Kesimpulannya, AFTA memang akan memberikan berbagai pilihan produk bagi konsumen dan membuka jalur pendapatan baru bagi distributor, tapi produsen harus didorong untuk terus berinovasi, mau belajar dari produk asing, dan jangan mudah menyerah agar tak tergilas dalam persaingan.
Produksi, distribusi, dan konsumsi adalah konteks ekonomi mikro. Dalam konteks makro, saya pribadi ingin menyarankan agar kita meninggalkan ukuran pendapatan nasional yang masih memakai standar GDP (Gross Domestic Product) dan mulai mengimplementasikan (Gross National Product). GDP hanya menghitung pendapatan yang dihasilkan di dalam negara itu dalam satu periode, tanpa menelusuri siapa pemilik modalnya, dari mana asal tenaga kerjanya, ataupun perusahaan milik siapa. Di dalam pasar bebas yang memudahkan mobilitas faktor produksi, maka akan terjadi tumpang tindih perhitungan pendapatan. Ke depan kita mungkin akan tertipu dengan nilai ekspor perkebunan sawit misalnya karena terjadi lonjakan produksi yang tajam. Namun jika ditelusuri, ternyata pengelolanya adalah perusahaan asal Malaysia, otomatis pendapatan riilnya lebih banyak lari ke Malaysia. Barangkali resor-resor di lokasi pariwisata semakin menjamur, tetapi jika ditilik pemiliknya ternyata bukan milik orang Indonesia. Eksplorasi pertambangan bertambah kencang, tetapi investornya orang asing, tenaga kerjanya pun lebih banyak mengundang karyawan asing yang lebih kompetitif. Lalu bagaimana jadinya wajah asli pendapatan nasional kita?
Poin penting dalam penghitungan pendapatan nasional adalah nilai tambah (value added). Entah impor atau ekspor, maka yang penting adalah nilai tambahnya. Oleh karena itu, masyarakat di dorong untuk meningkatkan nilai tambah suatu produk.
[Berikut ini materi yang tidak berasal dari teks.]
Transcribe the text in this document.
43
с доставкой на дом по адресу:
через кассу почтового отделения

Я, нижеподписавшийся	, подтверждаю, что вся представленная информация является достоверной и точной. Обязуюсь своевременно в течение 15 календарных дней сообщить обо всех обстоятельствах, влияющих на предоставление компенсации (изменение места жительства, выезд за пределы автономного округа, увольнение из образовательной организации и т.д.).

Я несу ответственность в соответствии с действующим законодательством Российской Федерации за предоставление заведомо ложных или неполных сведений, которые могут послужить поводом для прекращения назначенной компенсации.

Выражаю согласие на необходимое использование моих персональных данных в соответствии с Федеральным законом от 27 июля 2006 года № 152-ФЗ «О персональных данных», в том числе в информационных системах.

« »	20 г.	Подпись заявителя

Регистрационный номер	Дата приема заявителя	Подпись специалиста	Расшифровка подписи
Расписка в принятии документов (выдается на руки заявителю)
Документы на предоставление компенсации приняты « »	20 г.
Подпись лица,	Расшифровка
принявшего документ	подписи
Meskipun suatu barang diperoleh secara impor, asalkan diolah sedemikian rupa sehingga menjadi produk baru akan meningkatkan nilai tambah produk itu sendiri. Misalkan kita mengimpor komponen elektronik dari Vietnam, asalkan barang tersebut dirakit di Indonesia, maka akan timbul nilai tambah. Tapi jika barang yang diimpor sudah built in, tidak akan banyak nilai tambah yang ditimbulkan.
Demikian pula dengan produk ekspor. Sebenarnya kita sangat kaya dengan faktor produksi, terutama faktor produksi alam dan tenaga kerja. Bahkan negara kita mendapat embargo ekonomi pun kita masih bisa eksis karena pada dasarnya barang-barang yang ada di dunia ini merupakan produk turunan pertanian dan pertambangan. Kita bisa mendapatkan bahan bakunya dengan mudah di Indonesia. Jadi sangat disayangkan kalau produk yang kita ekspor adalah bahan baku mentah, minyak mentah, kayu gelondongan, TKI-TKW yang kurang terdidik karena nilai tambahnya kecil.
Kesimpulannya, dengan adanya kemudahan masuknya faktor produksi dari negara ASEAN lain, akan terjadi hentakan dalam aktivitas ekonomi, tapi kita harus berhati-hati dalam penghitungan porsi pendapatannya dan berupaya untuk meningkatkan nilai tambahnya.
Jadi, kata kunci dalam persaingan bebas seperti AFTA ini adalah adanya variasi pilihan, inovasi tiada henti, dan nilai tambah. Agar produk barang dan jasa kita eksis baik di pasar domestik dan negara ASEAN lainnya, maka harus ada upaya untuk terus berinovasi dan meningkatkan nilai tambah. Dengan begitu, aktivitas ekonomi baik mikro maupun makro akan terus sehat dan AFTA benar-benar sangat menguntungkan, tanpa ada 'tapi' lagi.